I am doing no teaching or other work for which my bosses could ‘miss’ me at the moment, so I thought there would be no point in me striking (except, perhaps, my presence in the crowd).
All I would harm would be myself. You could even consider that the university is actually doing me a favour at the moment by providing me with an office, internet, supporting staff and tea water. But then again, as the picketers pointed out to me, the very fact that I consider it this way, and that the university does not seem to be valuing sufficiently the enormous contributions of all those PhD-students who teach for little or no salary, short-term contract workers who need to move to a whole different city or even country every three year, and 0-hour-contract, associate and honorary staff, is not right.

There is something rotten here. Education and research need rethinking.

But what I don’t understand, is why unions focus on salary levels, and then send pretty-well-paid members to the streets.
Because where were the cleaners, the data-entrists, the PhD-students, the fixed-contract workers this morning? I spoke to a couple of them at work. They were either afraid of striking/missing out on their meagre income (but didn’t they invent funds and stakingskassen for those people?). Or they felt they owed it to themselves to do their work. Or replied that they were actually quite satisfied with what they are being paid at the moment.
Perhaps even more importantly, where were the professors? (That is to say: I did not see any. But there may have been a few that I have not yet met.) If anyone is in a strong position to speak for those without a steady contract – if anyone has a paternalist obligation towards their juniors, it is them. But perhaps the strike focused too much on salary-levels for them to feel they had reason to protest?
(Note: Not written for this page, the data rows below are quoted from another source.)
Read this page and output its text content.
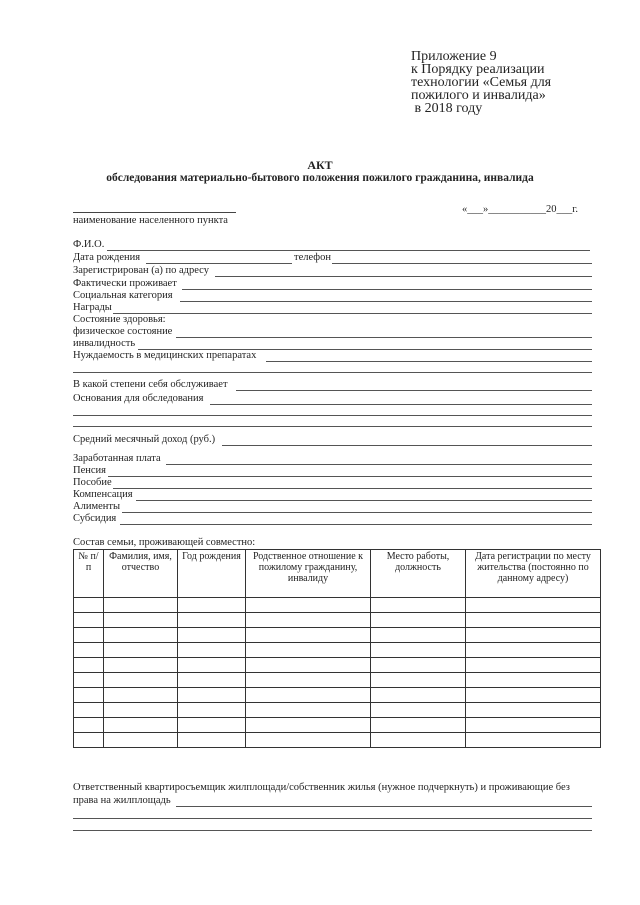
Приложение 9
к Порядку реализации
технологии «Семья для
пожилого и инвалида»
в 2018 году
АКТ
обследования материально-бытового положения пожилого гражданина, инвалида
наименование населенного пункта
«___»___________20___г.
Ф.И.О.
Дата рождения	телефон
Зарегистрирован (а) по адресу
Фактически проживает
Социальная категория
Награды
Состояние здоровья:
физическое состояние
инвалидность
Нуждаемость в медицинских препаратах
В какой степени себя обслуживает
Основания для обследования
Средний месячный доход (руб.)
Заработанная плата
Пенсия
Пособие
Компенсация
Алименты
Субсидия
Состав семьи, проживающей совместно:
№ п/п	Фамилия, имя, отчество	Год рождения	Родственное отношение к пожилому гражданину, инвалиду	Место работы, должность	Дата регистрации по месту жительства (постоянно по данному адресу)

Ответственный квартиросъемщик жилплощади/собственник жилья (нужное подчеркнуть) и проживающие без
права на жилплощадь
Another thing I don’t fully understand, is why some picketers (only some of them!) try to prevent colleagues and students from entering university buildings, sometimes in quite nasty ways. I read on the English wikipedia that this is a well-worn strategy: ‘harming the business through loss of customers and negative publicity’. But I seriously doubt whether making people dislike you creates any understanding of the issues workers at universities have to deal with – and of the questions about education and research that we all have to deal with, as members of a society.

But all of this calls for a large-scale demonstration by students, parents, teachers – in short: citizens – rather than an employees’ strike.

And here I am, sitting at my desk, at work, scared of running into colleagues on strike (with whom I sympathise very much! Only I don’t see the use of my not meeting a deadline today, and I don’t identify with the pay demand the union has printed on their banners). I’ve only just begun my work here, and I’ve already come out as a scab.

P.S. Look out for my related column on the ‘mad professor’, or the ‘secluded scholar’ (whichever name you prefer), and the problem of ‘public engagement’.

Note: this column was posted a few hours after it was written.